Wilson became a brigade commander in Major General William H.T. Walker's division in June 1863. The division was variously assigned to the Department of the West in June 1863-July 1863; the Department of Mississippi and East Louisiana, July 1863-August 23, 1863; Acting Lieutenant General Daniel Harvey Hill's Corps, Army of Tennessee, August 25, 1863-September 1863; the Reserve Corps, Army of Tennessee, September 1863; Lieutenant General James Longstreet's Corps, Army of Tennessee, September 26, 1863-November 12, 1863; and Lieutenant General William J. Hardee's Corps, Army of Tennessee, November 12, 1863-November 27, 1863.

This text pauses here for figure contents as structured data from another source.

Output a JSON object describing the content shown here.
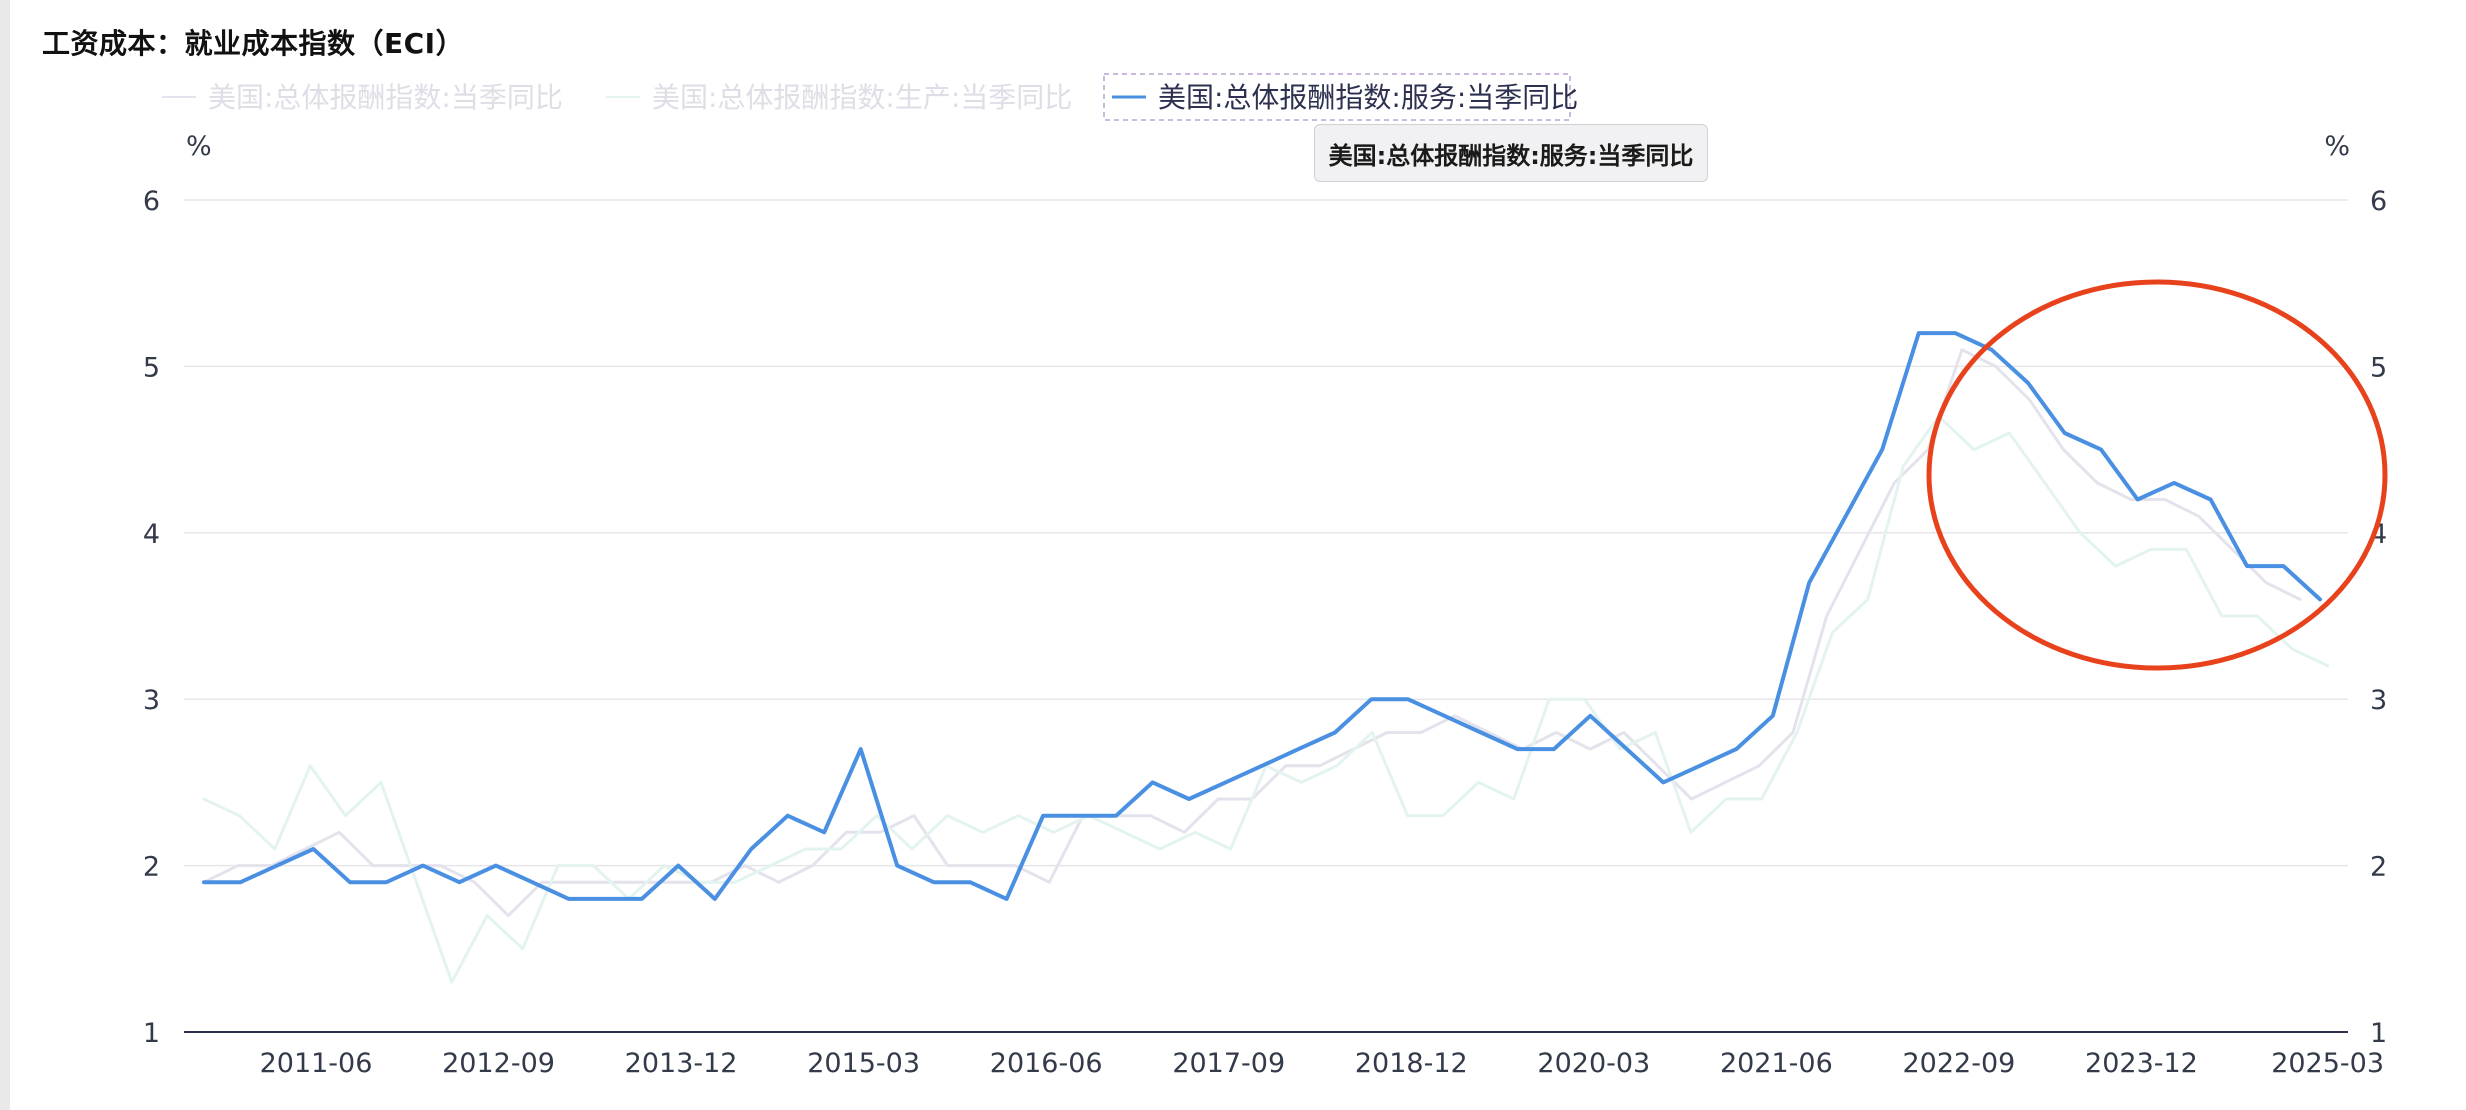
{
  "title": "工资成本：就业成本指数（ECI）",
  "tooltip": "美国:总体报酬指数:服务:当季同比",
  "annotation": {
    "shape": "ellipse",
    "color": "#e8421d"
  },
  "chart_data": {
    "type": "line",
    "title": "工资成本：就业成本指数（ECI）",
    "y_unit_left": "%",
    "y_unit_right": "%",
    "ylim": [
      1,
      6
    ],
    "yticks": [
      1,
      2,
      3,
      4,
      5,
      6
    ],
    "x_tick_labels": [
      "2011-06",
      "2012-09",
      "2013-12",
      "2015-03",
      "2016-06",
      "2017-09",
      "2018-12",
      "2020-03",
      "2021-06",
      "2022-09",
      "2023-12",
      "2025-03"
    ],
    "grid": true,
    "legend_position": "top",
    "series": [
      {
        "name": "美国:总体报酬指数:当季同比",
        "color": "#e4e2ec",
        "active": false,
        "values": [
          1.9,
          2.0,
          2.0,
          2.1,
          2.2,
          2.0,
          2.0,
          2.0,
          1.9,
          1.7,
          1.9,
          1.9,
          1.9,
          1.9,
          1.9,
          1.9,
          2.0,
          1.9,
          2.0,
          2.2,
          2.2,
          2.3,
          2.0,
          2.0,
          2.0,
          1.9,
          2.3,
          2.3,
          2.3,
          2.2,
          2.4,
          2.4,
          2.6,
          2.6,
          2.7,
          2.8,
          2.8,
          2.9,
          2.8,
          2.7,
          2.8,
          2.7,
          2.8,
          2.6,
          2.4,
          2.5,
          2.6,
          2.8,
          3.5,
          3.9,
          4.3,
          4.5,
          5.1,
          5.0,
          4.8,
          4.5,
          4.3,
          4.2,
          4.2,
          4.1,
          3.9,
          3.7,
          3.6
        ]
      },
      {
        "name": "美国:总体报酬指数:生产:当季同比",
        "color": "#e3f4f0",
        "active": false,
        "values": [
          2.4,
          2.3,
          2.1,
          2.6,
          2.3,
          2.5,
          1.9,
          1.3,
          1.7,
          1.5,
          2.0,
          2.0,
          1.8,
          2.0,
          1.9,
          1.9,
          2.0,
          2.1,
          2.1,
          2.3,
          2.1,
          2.3,
          2.2,
          2.3,
          2.2,
          2.3,
          2.2,
          2.1,
          2.2,
          2.1,
          2.6,
          2.5,
          2.6,
          2.8,
          2.3,
          2.3,
          2.5,
          2.4,
          3.0,
          3.0,
          2.7,
          2.8,
          2.2,
          2.4,
          2.4,
          2.8,
          3.4,
          3.6,
          4.4,
          4.7,
          4.5,
          4.6,
          4.3,
          4.0,
          3.8,
          3.9,
          3.9,
          3.5,
          3.5,
          3.3,
          3.2
        ]
      },
      {
        "name": "美国:总体报酬指数:服务:当季同比",
        "color": "#4a90e2",
        "active": true,
        "values": [
          1.9,
          1.9,
          2.0,
          2.1,
          1.9,
          1.9,
          2.0,
          1.9,
          2.0,
          1.9,
          1.8,
          1.8,
          1.8,
          2.0,
          1.8,
          2.1,
          2.3,
          2.2,
          2.7,
          2.0,
          1.9,
          1.9,
          1.8,
          2.3,
          2.3,
          2.3,
          2.5,
          2.4,
          2.5,
          2.6,
          2.7,
          2.8,
          3.0,
          3.0,
          2.9,
          2.8,
          2.7,
          2.7,
          2.9,
          2.7,
          2.5,
          2.6,
          2.7,
          2.9,
          3.7,
          4.1,
          4.5,
          5.2,
          5.2,
          5.1,
          4.9,
          4.6,
          4.5,
          4.2,
          4.3,
          4.2,
          3.8,
          3.8,
          3.6
        ]
      }
    ]
  }
}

Wilson's brigade was attached to General Joseph E. Johnston's forces attempting to relieve the Siege of Vicksburg Mississippi in early 1863 and later in defending Jackson, Mississippi. After the fall of Vicksburg, Wilson's brigade went to Georgia where they were part of the reserve corps at the Battle of Chickamauga. Wilson's distinguished conduct at that battle in initiating a counterattack when Union Army troops had driven back Confederate cavalry under Major General Nathan Bedford Forrest early on the second day of the battle and in capturing several artillery pieces helped win the battle for the Confederates. That conduct resulted in recommendations that Wilson be promoted to the grade of brigadier general.

Claudius C. Wilson was appointed brigadier general on November 16, 1863, but his promotion was not confirmed by the Confederate Senate and his commission had not been delivered to him before he died of "camp fever", now generally recognized as typhus, on November 27, 1863, at Ringgold, Georgia. The Confederate Senate confirmed Wilson's appointment posthumously on February 17, 1864.

==Burial==
Claudius Charles Wilson was buried at Bonaventure Cemetery, Savannah, Georgia.